While half of the organization of Christian saints clamor to preach a message of the fulfillment of Judaism, with the human sacrifice of Jesus Christ, and the other fifty percent portray the Nazarene as soft on sin and heavy on compassion, it occasionally might be a good idea to take the available reference material we possess to get a more thorough picture of how Jesus thought, felt and lived.
There were many broken people in his life–no doubt about it. Also, it’s irrefutable that he did die on the cross, and it has become our salvation.
But for the purpose of progressing the Christian message, we must claim the mind of Christ, not just the theology. It begins with understanding his approach: blind men, prostitutes, demon-possessed souls, lepers and probably a lot of manic-depressives came to Jesus and received a touch of healing.
Yet none of them ended up in his traveling troupe. Jesus did not turn his kingdom of God on Earth into a nursing home, mental hospital or rehab center. Although he brought great benefit to the lives of many souls, his practice was to send them back to their home towns–to assimilate and offer up the story of their transformation as evidence of the goodness of God.
Even though a demon-possessed man who had just been set free came to his boat and begged him to join the band, Jesus sent him away.
It sends a message to the church today. We spend too much time adjusting our programs, the temperature in the sanctuary and our vision to those who are needy, hurt and emotionally challenged, instead of encouraging working folks, entrepreneurs, artists and inventors to come into the body to leaven the lump.
A quick look at the twelve disciples will tell you that you had four working fishermen, one tax collector, two followers that came over from the ministry of John the Baptist, one zealot, a pair of brothers who were tradesmen, a Judean and Thomas, who most people believe bounced between the ministry of John and a little fishing himself.

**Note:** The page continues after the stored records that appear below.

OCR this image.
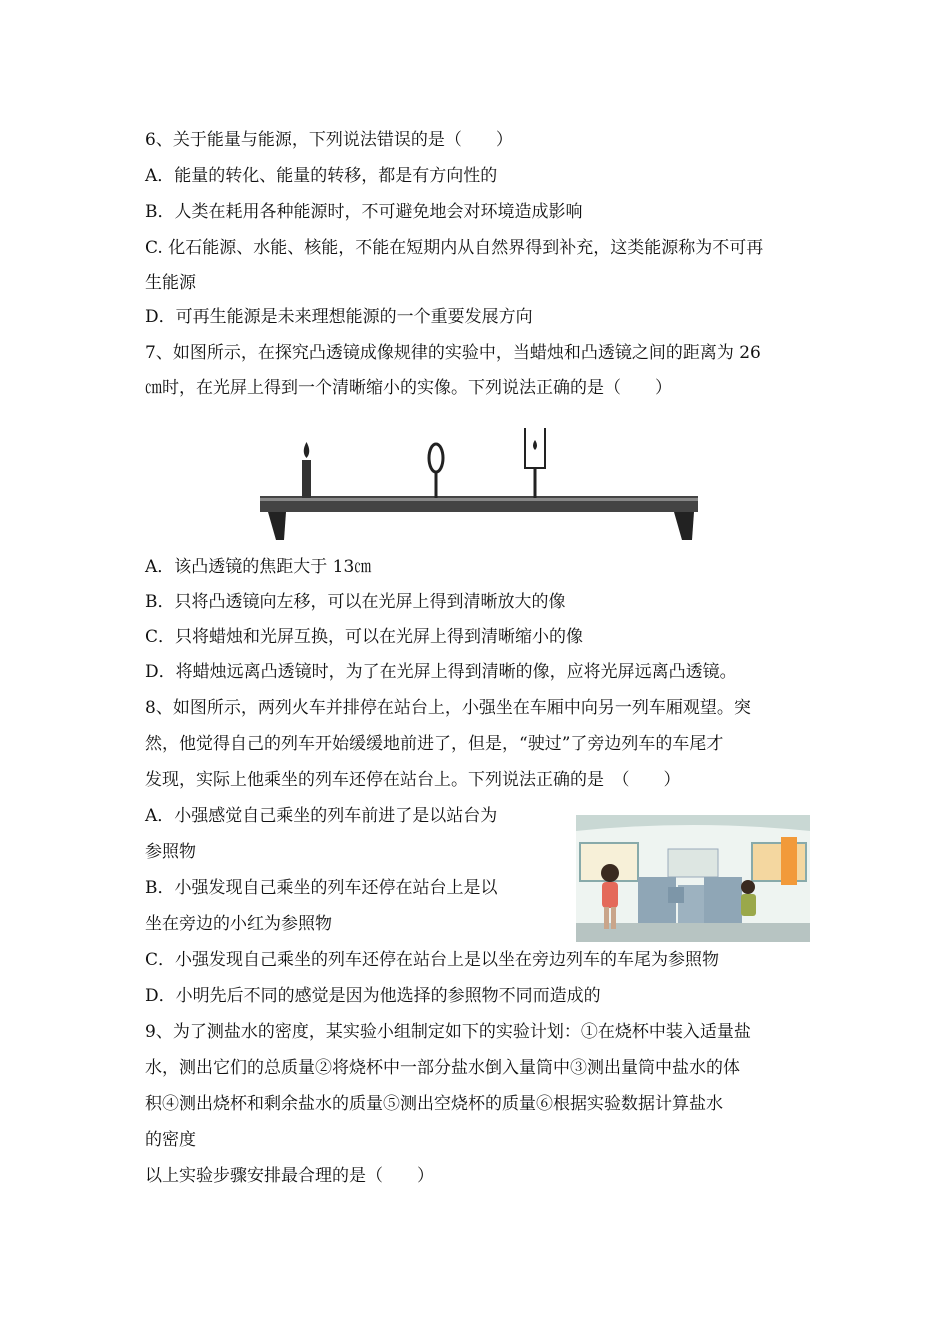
6、关于能量与能源，下列说法错误的是（　　）
A．能量的转化、能量的转移，都是有方向性的
B．人类在耗用各种能源时，不可避免地会对环境造成影响
C. 化石能源、水能、核能，不能在短期内从自然界得到补充，这类能源称为不可再
生能源
D．可再生能源是未来理想能源的一个重要发展方向
7、如图所示，在探究凸透镜成像规律的实验中，当蜡烛和凸透镜之间的距离为 26
㎝时，在光屏上得到一个清晰缩小的实像。下列说法正确的是（　　）
A．该凸透镜的焦距大于 13㎝
B．只将凸透镜向左移，可以在光屏上得到清晰放大的像
C．只将蜡烛和光屏互换，可以在光屏上得到清晰缩小的像
D．将蜡烛远离凸透镜时，为了在光屏上得到清晰的像，应将光屏远离凸透镜。
8、如图所示，两列火车并排停在站台上，小强坐在车厢中向另一列车厢观望。突
然，他觉得自己的列车开始缓缓地前进了，但是，“驶过”了旁边列车的车尾才
发现，实际上他乘坐的列车还停在站台上。下列说法正确的是　（　　）
A．小强感觉自己乘坐的列车前进了是以站台为
参照物
B．小强发现自己乘坐的列车还停在站台上是以
坐在旁边的小红为参照物
C．小强发现自己乘坐的列车还停在站台上是以坐在旁边列车的车尾为参照物
D．小明先后不同的感觉是因为他选择的参照物不同而造成的
9、为了测盐水的密度，某实验小组制定如下的实验计划：①在烧杯中装入适量盐
水，测出它们的总质量②将烧杯中一部分盐水倒入量筒中③测出量筒中盐水的体
积④测出烧杯和剩余盐水的质量⑤测出空烧杯的质量⑥根据实验数据计算盐水
的密度
以上实验步骤安排最合理的是（　　）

But anyone who believes that Jesus was just a human sacrifice is errant. And anyone who contends that Jesus was all-forgiving, looking for the next loser to turn into a winner, would also be completely out of line with the narrative.
If you want to build a work, you teach healthy people how to help the unhealthy, not harbor unhealthy people, hoping they will draw in the healthy.
The Christian church today is possessed by either an overabundance of zeal towards charity, or a greed towards prosperity. So we minister to the fringes instead the heart of mankind.
To minister to the heart of mankind, you have to understand what a fisherman is really looking for.